A uniformed sergeant of the Red Army met him at the gate and led him out to a car—in fact, the sergeant was KGB, but that wasn’t for public knowledge: Who knew if CIA or other Western services had eyes at the airport? Bubovoy picked up a copy of Sovietskiy Sports a kiosk on the walk out to the car. It would be thirty-five minutes in. Sofia’s soccer team had just beaten Moscow Dynamo, 3—2, a few days before. The colonel wondered if the local sportswriters would be calling for the heads of the Moscow team, couched in appropriate Marxist rhetoric, of course. Good socialists always won, but the sportswriters tended to get confused when one socialist team lost to another.

FOLEY WAS ON the metro as well, running a little late this morning. A power failure had reset his alarm clock without formal notice, so he’d been awakened by sunlight through the windows instead of the usual metallic buzz. As always, he tried not to look around too much, but he couldn’t help checking for the owner of the hand that had searched his pocket. But none of the faces looked back at him. He’d try again that afternoon, on the train that left the station at 17:41, just in case. In case of what? Foley didn’t know, but that was one of the exciting things about his chosen line of work. If it had been just happenstance, all well and good, but for the next few days he’d be on the same train, in the same coach, standing in much the same place. If he had a shadow, the man wouldn’t remark on it. The Russians actually found it comforting to trail someone who followed a routine—the randomness of Americans could drive them to distraction. So, he’d be a “good” American, and show them what they want, and they wouldn’t find it strange. The Moscow Chief of Station shook his head in amazement.

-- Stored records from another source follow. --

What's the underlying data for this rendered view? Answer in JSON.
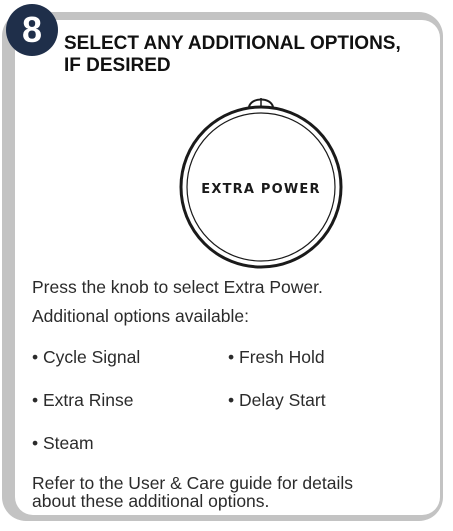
{
  "step": {
    "number": "8",
    "title_line1": "SELECT ANY ADDITIONAL OPTIONS,",
    "title_line2": "IF DESIRED"
  },
  "knob": {
    "label": "EXTRA POWER"
  },
  "instructions": {
    "press": "Press the knob to select Extra Power.",
    "available": "Additional options available:"
  },
  "options": [
    "Cycle Signal",
    "Fresh Hold",
    "Extra Rinse",
    "Delay Start",
    "Steam"
  ],
  "footer": {
    "line1": "Refer to the User & Care guide for details",
    "line2": "about these additional options."
  },
  "colors": {
    "frame": "#c3c3c3",
    "badge": "#1f2f4a",
    "text": "#2b2b2b"
  }
}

Reaching his stop, he took the escalator up to the street level, and from there it was a short walk to the embassy, just across the street from Our Lady of the Microchips, and the world’s largest microwave oven. Foley always liked to see the flag on the pole, and the Marines inside, more proof that he was in the right place. They always looked good, in their khaki shirts over dress-blue uniform trousers, bolstered pistols, and white caps.

His office was as shabby as usual—it was part of his cover to be a little on the untidy side.

But his cover did not include the communications department. It couldn’t. Heading embassy comms was Mike Russell, formerly a lieutenant colonel in the Army Security Agency—ASA was the Army’s own communications-security arm—and now a civilian with the National Security Agency, which officially did the same for the entire government.

Moscow was a hardship tour for Russell. Black and divorced-single, he didn’t get much female action here, since the Russians were notoriously dubious of people with dark skin. The knock on the door was distinctive.